John L. Berk, MD: I don’t know how these drugs will be best used, although I think you could make an argument that in people who are early in disease, you could start them on an oral agent and monitor them. If they demonstrate any neurologic progression, then you would be on solid grounds to augment or completely change therapies. So I think you both make excellent points.
Now, the more difficult topic: You know people who are geno-positive for a mutation for which if it manifests, has devastating effects. Do you put people on treatment prophylactically without any evidence of neuropathy or cardiomyopathy?
P. James B. Dyck, MD: I’ve talked to the companies, both of them, about this issue, because I think this is the place to do studies. To me, that’s research and I think it’s a great study to do. They ought to, similarly to the way they’ve done these other studies, put a group of patients on treatment and another group on placebo and see if they can show that they can delay or abort onset of cardiomyopathy or neuropathy by doing that.
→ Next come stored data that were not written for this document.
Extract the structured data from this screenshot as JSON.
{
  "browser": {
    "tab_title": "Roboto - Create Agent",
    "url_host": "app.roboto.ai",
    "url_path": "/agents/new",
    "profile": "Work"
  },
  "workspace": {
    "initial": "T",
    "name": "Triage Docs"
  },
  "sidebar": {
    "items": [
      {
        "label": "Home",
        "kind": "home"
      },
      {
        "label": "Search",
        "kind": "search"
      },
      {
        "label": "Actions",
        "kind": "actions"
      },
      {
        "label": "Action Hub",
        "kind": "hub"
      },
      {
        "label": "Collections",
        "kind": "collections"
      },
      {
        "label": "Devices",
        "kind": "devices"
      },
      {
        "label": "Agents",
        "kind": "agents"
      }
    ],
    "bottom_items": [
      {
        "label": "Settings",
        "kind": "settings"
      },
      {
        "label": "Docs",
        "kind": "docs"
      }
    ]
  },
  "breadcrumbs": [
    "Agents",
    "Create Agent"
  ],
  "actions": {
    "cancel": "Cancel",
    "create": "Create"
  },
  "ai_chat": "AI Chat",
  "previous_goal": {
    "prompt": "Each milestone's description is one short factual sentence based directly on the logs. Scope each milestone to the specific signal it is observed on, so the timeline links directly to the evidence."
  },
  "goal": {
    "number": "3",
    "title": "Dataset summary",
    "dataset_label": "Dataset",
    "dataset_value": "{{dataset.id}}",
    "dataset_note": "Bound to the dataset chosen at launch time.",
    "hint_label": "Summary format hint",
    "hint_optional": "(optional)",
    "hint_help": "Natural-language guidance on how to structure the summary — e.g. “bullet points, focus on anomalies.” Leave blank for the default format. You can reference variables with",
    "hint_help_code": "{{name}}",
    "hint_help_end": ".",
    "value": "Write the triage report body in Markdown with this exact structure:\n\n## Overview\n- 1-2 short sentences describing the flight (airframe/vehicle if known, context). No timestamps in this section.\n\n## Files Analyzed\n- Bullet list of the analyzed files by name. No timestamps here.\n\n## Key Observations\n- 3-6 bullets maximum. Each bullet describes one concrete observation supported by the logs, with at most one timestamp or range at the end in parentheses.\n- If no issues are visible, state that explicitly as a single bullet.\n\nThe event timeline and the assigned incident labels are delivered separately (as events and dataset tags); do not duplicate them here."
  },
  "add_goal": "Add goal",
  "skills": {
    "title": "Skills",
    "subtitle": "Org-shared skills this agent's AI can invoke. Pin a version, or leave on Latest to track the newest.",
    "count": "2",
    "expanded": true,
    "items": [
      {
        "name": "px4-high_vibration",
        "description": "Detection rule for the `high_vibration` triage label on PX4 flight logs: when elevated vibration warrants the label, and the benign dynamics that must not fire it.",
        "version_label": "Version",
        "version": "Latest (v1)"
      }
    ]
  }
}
John L. Berk, MD: Michael?
Michael J. Polydefkis, MD: I agree it’s a great trial and a great study to be done. In today’s world, it’s difficult to prescribe these drugs for asymptomatic patients. If you could get it approved, which is a big “if,” I think it’s difficult to do. So you have to decide if they will develop the disease, ever, and if they will, when they’ll develop it.
Akshay S. Desai, MD, MPH: It’s a tough trial to design, isn’t it?
Michael J. Polydefkis, MD: Yes.
Akshay S. Desai, MD, MPH: You’d need a large number of patients, variable penetrance. It would take a long time of follow-up to basically ascertain that.
P. James B. Dyck, MD: It’s a very hard study to do. Again, one would probably take family history and see when parents became involved. But as we’ve talked about, there’s variable penetrance, so that would be imperfect too.